The consensus seems to have focused on the hypothesis formulated by Stefano Scarpetta’s group at the OCSE, according to which 10% of professions are destined to disappear within a decade and 30% to change profoundly. The professions at risk are the more repetitive ones and which have less predictable outcomes. Cultivating creativity is an excellent antidote against the end of work. But it is clear that creativity is not the prerogative of certain professions by right: it must be cultivated and demonstrated every day to be recognised. There is no actual creation without the encounter between those who propose a new idea and those who adopt it. Creativity is a plural character, existing in the unique relationship formed when someone sees something others do not see and realises it, revealing it in a form that allows everyone to recognise its value. In that sense, form is substance, and project is narrative. As they argue at the Institute for the Future: “The first law of future studies is clear: there are no facts of the future, only narratives”. Thus, only projects. Explicit or implicit. 

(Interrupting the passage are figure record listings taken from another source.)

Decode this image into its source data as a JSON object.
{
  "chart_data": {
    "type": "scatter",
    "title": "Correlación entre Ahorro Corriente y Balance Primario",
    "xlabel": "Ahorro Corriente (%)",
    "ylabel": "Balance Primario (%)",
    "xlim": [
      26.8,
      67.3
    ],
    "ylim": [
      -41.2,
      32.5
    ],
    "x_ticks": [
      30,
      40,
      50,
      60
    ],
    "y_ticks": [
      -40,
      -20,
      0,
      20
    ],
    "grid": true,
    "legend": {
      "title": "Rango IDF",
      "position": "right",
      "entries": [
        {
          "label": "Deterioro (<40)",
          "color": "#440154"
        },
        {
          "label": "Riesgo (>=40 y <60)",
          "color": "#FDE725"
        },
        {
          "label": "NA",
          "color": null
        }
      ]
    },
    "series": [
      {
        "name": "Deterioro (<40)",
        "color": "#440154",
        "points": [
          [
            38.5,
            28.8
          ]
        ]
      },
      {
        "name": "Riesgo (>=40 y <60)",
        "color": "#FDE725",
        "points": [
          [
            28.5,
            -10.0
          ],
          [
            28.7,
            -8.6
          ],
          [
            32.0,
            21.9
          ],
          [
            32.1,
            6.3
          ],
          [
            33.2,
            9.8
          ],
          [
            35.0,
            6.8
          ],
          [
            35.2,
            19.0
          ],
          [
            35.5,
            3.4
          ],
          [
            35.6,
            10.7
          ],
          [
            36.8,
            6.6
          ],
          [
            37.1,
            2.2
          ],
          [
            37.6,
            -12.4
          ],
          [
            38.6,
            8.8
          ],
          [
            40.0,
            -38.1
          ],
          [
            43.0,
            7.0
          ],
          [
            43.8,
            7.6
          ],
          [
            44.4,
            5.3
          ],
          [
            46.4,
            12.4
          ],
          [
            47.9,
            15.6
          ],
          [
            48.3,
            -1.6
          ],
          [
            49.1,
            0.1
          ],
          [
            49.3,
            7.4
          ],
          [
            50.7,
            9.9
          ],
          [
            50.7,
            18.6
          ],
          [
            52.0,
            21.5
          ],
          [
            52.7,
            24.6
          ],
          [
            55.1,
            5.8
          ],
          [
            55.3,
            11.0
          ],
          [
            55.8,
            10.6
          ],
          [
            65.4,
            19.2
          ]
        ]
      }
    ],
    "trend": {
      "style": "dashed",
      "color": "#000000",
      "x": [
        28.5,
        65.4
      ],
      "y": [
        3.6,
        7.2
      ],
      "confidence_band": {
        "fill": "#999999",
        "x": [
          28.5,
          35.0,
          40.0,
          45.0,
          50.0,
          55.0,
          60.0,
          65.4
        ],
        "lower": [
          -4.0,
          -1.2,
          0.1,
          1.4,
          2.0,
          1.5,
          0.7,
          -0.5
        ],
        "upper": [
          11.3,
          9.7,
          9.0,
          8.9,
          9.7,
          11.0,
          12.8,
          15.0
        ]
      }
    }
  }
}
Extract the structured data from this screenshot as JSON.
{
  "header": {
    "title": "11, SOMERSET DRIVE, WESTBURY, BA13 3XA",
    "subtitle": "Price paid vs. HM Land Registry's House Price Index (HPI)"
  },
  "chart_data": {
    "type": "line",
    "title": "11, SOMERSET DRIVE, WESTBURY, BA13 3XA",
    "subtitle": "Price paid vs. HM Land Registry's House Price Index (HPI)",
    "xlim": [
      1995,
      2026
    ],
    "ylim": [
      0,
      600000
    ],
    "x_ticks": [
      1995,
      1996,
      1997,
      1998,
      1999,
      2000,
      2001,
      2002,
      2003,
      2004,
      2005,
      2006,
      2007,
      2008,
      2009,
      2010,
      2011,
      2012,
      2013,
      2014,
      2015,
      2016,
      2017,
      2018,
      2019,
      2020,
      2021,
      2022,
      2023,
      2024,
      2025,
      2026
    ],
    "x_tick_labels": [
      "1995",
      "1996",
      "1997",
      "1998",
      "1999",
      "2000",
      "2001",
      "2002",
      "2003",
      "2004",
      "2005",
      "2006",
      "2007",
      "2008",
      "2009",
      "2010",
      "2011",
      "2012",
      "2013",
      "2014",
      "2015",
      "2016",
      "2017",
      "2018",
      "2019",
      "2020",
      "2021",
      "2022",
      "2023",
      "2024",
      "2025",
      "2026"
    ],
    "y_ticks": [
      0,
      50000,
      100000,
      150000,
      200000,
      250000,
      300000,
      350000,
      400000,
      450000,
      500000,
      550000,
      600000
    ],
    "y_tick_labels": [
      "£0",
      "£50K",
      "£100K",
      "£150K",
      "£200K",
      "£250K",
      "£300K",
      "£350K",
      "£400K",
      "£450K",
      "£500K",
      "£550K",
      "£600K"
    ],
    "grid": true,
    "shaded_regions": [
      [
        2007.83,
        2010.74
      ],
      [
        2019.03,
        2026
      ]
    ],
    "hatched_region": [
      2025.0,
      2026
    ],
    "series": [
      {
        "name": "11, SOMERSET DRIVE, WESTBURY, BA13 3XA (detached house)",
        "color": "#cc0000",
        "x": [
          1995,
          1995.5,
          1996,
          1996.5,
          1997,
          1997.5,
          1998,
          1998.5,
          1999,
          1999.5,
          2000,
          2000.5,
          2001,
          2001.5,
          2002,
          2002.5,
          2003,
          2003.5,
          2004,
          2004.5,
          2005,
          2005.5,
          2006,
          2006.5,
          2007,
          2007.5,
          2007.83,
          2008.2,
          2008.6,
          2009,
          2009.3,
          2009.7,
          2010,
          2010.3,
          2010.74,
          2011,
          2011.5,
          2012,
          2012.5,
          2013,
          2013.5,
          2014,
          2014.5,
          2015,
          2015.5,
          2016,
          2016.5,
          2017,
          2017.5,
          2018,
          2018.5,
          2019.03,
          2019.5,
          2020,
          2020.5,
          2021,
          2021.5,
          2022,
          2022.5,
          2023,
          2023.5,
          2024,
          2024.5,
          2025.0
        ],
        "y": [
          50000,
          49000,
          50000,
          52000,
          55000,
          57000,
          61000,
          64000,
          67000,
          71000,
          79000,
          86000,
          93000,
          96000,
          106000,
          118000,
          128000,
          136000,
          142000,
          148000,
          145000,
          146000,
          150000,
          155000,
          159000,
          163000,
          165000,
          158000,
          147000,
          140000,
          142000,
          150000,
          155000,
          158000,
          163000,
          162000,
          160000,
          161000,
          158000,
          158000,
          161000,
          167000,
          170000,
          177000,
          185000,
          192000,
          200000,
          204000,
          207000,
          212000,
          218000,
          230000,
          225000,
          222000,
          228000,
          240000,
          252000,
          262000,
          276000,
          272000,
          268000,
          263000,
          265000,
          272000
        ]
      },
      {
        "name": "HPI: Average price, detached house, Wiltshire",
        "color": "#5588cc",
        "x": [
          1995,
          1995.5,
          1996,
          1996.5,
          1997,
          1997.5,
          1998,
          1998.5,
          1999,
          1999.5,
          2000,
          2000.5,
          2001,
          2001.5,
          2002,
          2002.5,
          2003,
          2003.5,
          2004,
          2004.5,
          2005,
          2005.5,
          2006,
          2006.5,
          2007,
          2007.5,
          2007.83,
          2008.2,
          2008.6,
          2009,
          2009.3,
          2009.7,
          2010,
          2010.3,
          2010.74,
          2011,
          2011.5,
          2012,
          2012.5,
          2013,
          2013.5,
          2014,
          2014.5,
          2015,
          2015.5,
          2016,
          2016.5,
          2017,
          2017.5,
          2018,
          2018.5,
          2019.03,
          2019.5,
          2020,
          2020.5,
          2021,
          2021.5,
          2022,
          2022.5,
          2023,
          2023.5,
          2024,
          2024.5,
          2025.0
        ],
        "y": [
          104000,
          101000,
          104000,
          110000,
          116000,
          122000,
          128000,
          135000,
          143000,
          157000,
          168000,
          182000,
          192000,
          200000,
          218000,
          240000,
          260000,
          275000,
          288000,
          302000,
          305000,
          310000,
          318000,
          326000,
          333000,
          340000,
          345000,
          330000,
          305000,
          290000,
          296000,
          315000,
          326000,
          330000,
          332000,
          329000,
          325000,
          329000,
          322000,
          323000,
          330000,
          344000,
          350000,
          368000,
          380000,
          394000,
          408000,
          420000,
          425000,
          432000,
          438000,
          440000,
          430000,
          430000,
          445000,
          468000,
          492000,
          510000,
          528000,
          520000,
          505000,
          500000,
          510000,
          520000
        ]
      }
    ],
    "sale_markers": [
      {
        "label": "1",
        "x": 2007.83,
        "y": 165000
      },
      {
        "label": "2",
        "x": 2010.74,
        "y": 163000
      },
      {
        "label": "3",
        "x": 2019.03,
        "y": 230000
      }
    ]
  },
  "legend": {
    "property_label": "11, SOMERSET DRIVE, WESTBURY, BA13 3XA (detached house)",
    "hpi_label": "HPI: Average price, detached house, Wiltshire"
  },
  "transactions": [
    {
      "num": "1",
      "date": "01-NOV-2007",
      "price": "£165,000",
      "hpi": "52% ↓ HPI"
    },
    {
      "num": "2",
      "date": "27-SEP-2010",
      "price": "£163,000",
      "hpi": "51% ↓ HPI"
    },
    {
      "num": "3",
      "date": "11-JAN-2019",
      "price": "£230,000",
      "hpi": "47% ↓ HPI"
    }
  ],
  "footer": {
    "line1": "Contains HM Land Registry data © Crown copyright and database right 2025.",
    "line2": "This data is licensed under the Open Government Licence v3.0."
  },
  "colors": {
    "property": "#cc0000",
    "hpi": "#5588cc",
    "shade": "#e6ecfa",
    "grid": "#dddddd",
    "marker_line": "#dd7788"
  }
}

An enormous responsibility for a school of Design emerges. The future is the consequence of actions taken in the past, with the - always partial - correction of what is done in the present. But how does that correction take place? Daniel Kahneman, the Nobel Prize-winning psychologist for economics, shows that controlled reasoning is used in a minority of human choices: intuition, on the other hand, guides most actions, which are therefore made without a proper rational decision based on the most immediately available option. From a certain point of view, actions are mostly “automatic” in that they are not consciously chosen concerning a rational analysis of alternatives but are performed as an apparent reaction to circumstances. In such cases, human actions can be replaced by inhuman acts. This means, in some cases, actions performed by machines to which no one has thought to confer meaning. This is not a distant future: it is the experience that humans have already had and whose consequences can be seen in climate change, the polarisation of wealth, and the growing distance between informed populations and those who do not have access to the sources of knowledge. Design, in the end, becomes the discipline that deals with looking for and experiencing what is possible even when it cannot be seen, the search for meaning in the combination of technologies and business models to produce objects and services that can be adopted in a sustainable perspective. It is about consciously intervening in what comes from the past to change the historical trajectory and empower humans to build a brighter future for themselves and the planet.